The language a therapist uses to conceptualize and treat a problem determines whether or not that problem can be resolved effectively. Plato’s story of the cave, where the inhabitants see only shadows, is a useful metaphor for how the language of therapy can generate either confusion or clarity. The workshop will teach a method of effectively treating severe problems of children and adolescents, using an invariant opening question, strategic dialogue and metaphorical techniques.
For centuries, clinicians have been baffled as to how to achieve healthy outcomes in the treatment of anorexia nervosa. In this workshop, the presenter will describe how she assisted a nine-year-old female soccer player, who experienced disordered eating. The techniques used to facilitate performance, such as goal-setting, mental rehearsal, and positive selftalk, will be explained, as well as unique approaches with Ericksonian hypnosis and imagery. The use of puppetry, which was an adjunct to Parts Therapy, will be demonstrated. With Christine Silverstein.
A Strengths-Based Therapy approach provides practitioners with essential principles and practices for improving effectiveness and outcomes with adolescents and families. Participants in this workshop will be introduced to current research findings on effective practice and will learn key strategies to strengthen the therapeutic relationship and alliance, maximize client contributions to change, and respond efficiently to client progress. The strategies offered can be applied to a wide range of settings with a continuum of concerns.
Brief hypnotherapy is particularly suited for children and adolescents with psychosomatic disorders, because it exploits their natural abilities to fall into trance and uses a language of symbols and metaphors. It is based on the Ericksonian belief in the abilities of a child and is astonishing in its effectiveness. With Charlotte Wirl.
This workshop will provide a strengths-based approach for working effectively with at risk teens who hurt. The VCR Approach, a strengths-based model, for working with at risk youth will be discussed as a conceptual framework and clinical strategy. Special attention will be devoted to working with youth from marginalized backgrounds.
With a plugged-in 24/7 cyberspace that demands and creates instantaneous response to internet and social networking, many young people have difficulty understanding self-regulation and present a lack of selfawareness and modulation. This workshop proposes a tailored strategic approach toward utilizing the natural creativity and novelty that young people have embedded in their development make-up but often have limited access toward using their inner resources. Experiential and specific ways to elicit responsiveness and enhance “down regulation” will be explored.
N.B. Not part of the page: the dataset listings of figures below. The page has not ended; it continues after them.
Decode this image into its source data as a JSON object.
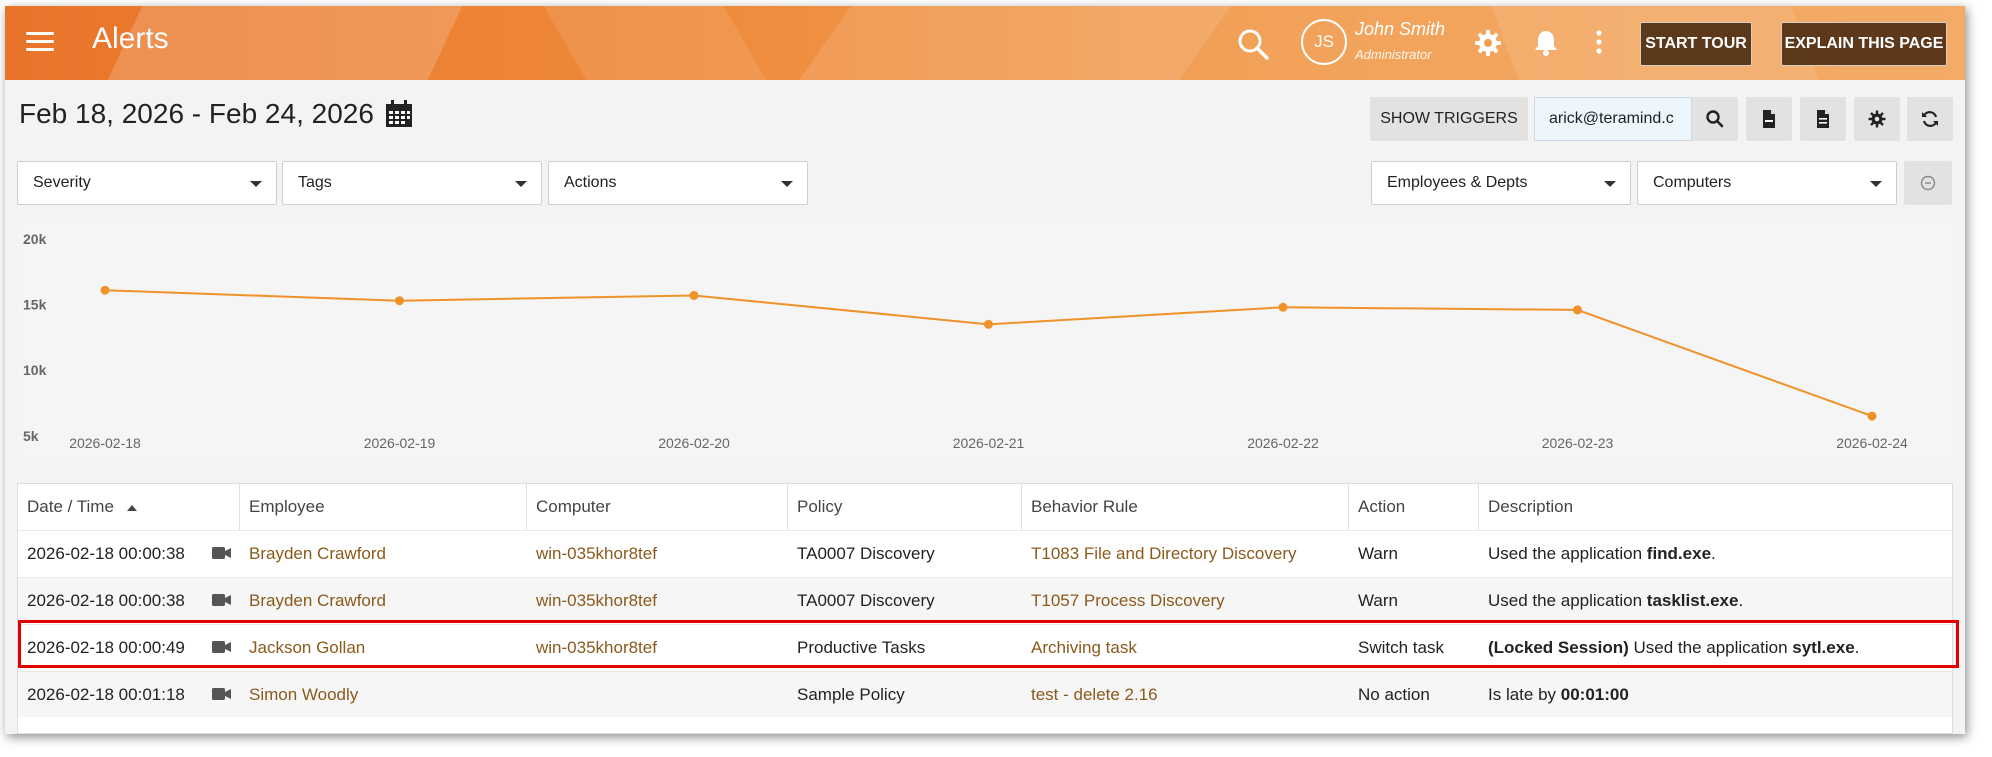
{
  "header": {
    "title": "Alerts",
    "user_initials": "JS",
    "user_name": "John Smith",
    "user_role": "Administrator",
    "start_tour": "START TOUR",
    "explain_page": "EXPLAIN THIS PAGE"
  },
  "toolbar": {
    "date_range": "Feb 18, 2026 - Feb 24, 2026",
    "show_triggers": "SHOW TRIGGERS",
    "search_value": "arick@teramind.c"
  },
  "filters": {
    "severity": "Severity",
    "tags": "Tags",
    "actions": "Actions",
    "employees": "Employees & Depts",
    "computers": "Computers"
  },
  "colors": {
    "accent": "#e8742a",
    "link": "#8a5a1c",
    "chart_line": "#f0922a",
    "highlight": "#e00000"
  },
  "chart_data": {
    "type": "line",
    "x": [
      "2026-02-18",
      "2026-02-19",
      "2026-02-20",
      "2026-02-21",
      "2026-02-22",
      "2026-02-23",
      "2026-02-24"
    ],
    "series": [
      {
        "values": [
          16100,
          15300,
          15700,
          13500,
          14800,
          14600,
          6500
        ]
      }
    ],
    "yticks": [
      "20k",
      "15k",
      "10k",
      "5k"
    ],
    "ytick_values": [
      20000,
      15000,
      10000,
      5000
    ],
    "ylim": [
      3000,
      21000
    ],
    "grid": false,
    "title": "",
    "xlabel": "",
    "ylabel": ""
  },
  "table": {
    "columns": [
      "Date / Time",
      "Employee",
      "Computer",
      "Policy",
      "Behavior Rule",
      "Action",
      "Description"
    ],
    "rows": [
      {
        "datetime": "2026-02-18 00:00:38",
        "employee": "Brayden Crawford",
        "computer": "win-035khor8tef",
        "policy": "TA0007 Discovery",
        "rule": "T1083 File and Directory Discovery",
        "action": "Warn",
        "desc_prefix": "",
        "desc_text": "Used the application ",
        "desc_bold": "find.exe",
        "desc_suffix": "."
      },
      {
        "datetime": "2026-02-18 00:00:38",
        "employee": "Brayden Crawford",
        "computer": "win-035khor8tef",
        "policy": "TA0007 Discovery",
        "rule": "T1057 Process Discovery",
        "action": "Warn",
        "desc_prefix": "",
        "desc_text": "Used the application ",
        "desc_bold": "tasklist.exe",
        "desc_suffix": "."
      },
      {
        "datetime": "2026-02-18 00:00:49",
        "employee": "Jackson Gollan",
        "computer": "win-035khor8tef",
        "policy": "Productive Tasks",
        "rule": "Archiving task",
        "action": "Switch task",
        "desc_prefix": "(Locked Session)",
        "desc_text": " Used the application ",
        "desc_bold": "sytl.exe",
        "desc_suffix": "."
      },
      {
        "datetime": "2026-02-18 00:01:18",
        "employee": "Simon Woodly",
        "computer": "",
        "policy": "Sample Policy",
        "rule": "test - delete 2.16",
        "action": "No action",
        "desc_prefix": "",
        "desc_text": "Is late by ",
        "desc_bold": "00:01:00",
        "desc_suffix": ""
      }
    ]
  }
}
When children and teenagers face serious problems they experience a variety of feelings and emotions. Brief Therapy techniques can help them find solutions and explore new alternatives within a short time. Short interventions, such as brief trances and conversational hypnosis will be demonstrated. Utilization of individual’s resources, likes, and favorite activities will also be discussed as brief therapy tools will be used during therapy. Participants will be able to explore how other approaches such as Narrative Therapy can enhance and embellish Ericksonian approaches.
Therapists frequently work with the wrong person in treatment and as a result they are unlikely to be helpful. Research supports that working with the person that brings the problem to you (ie parent or teacher) and not the identified patient (child or student). By working around the child or adolescent’s problem and focusing on how they are a problem for the teacher or parent will yield positive gains. This workshop will show how to use the consultation process to help all parties involved. DVD examples of actual sessions will be used to highlight the process and demonstrate how short-term is possible with this approach.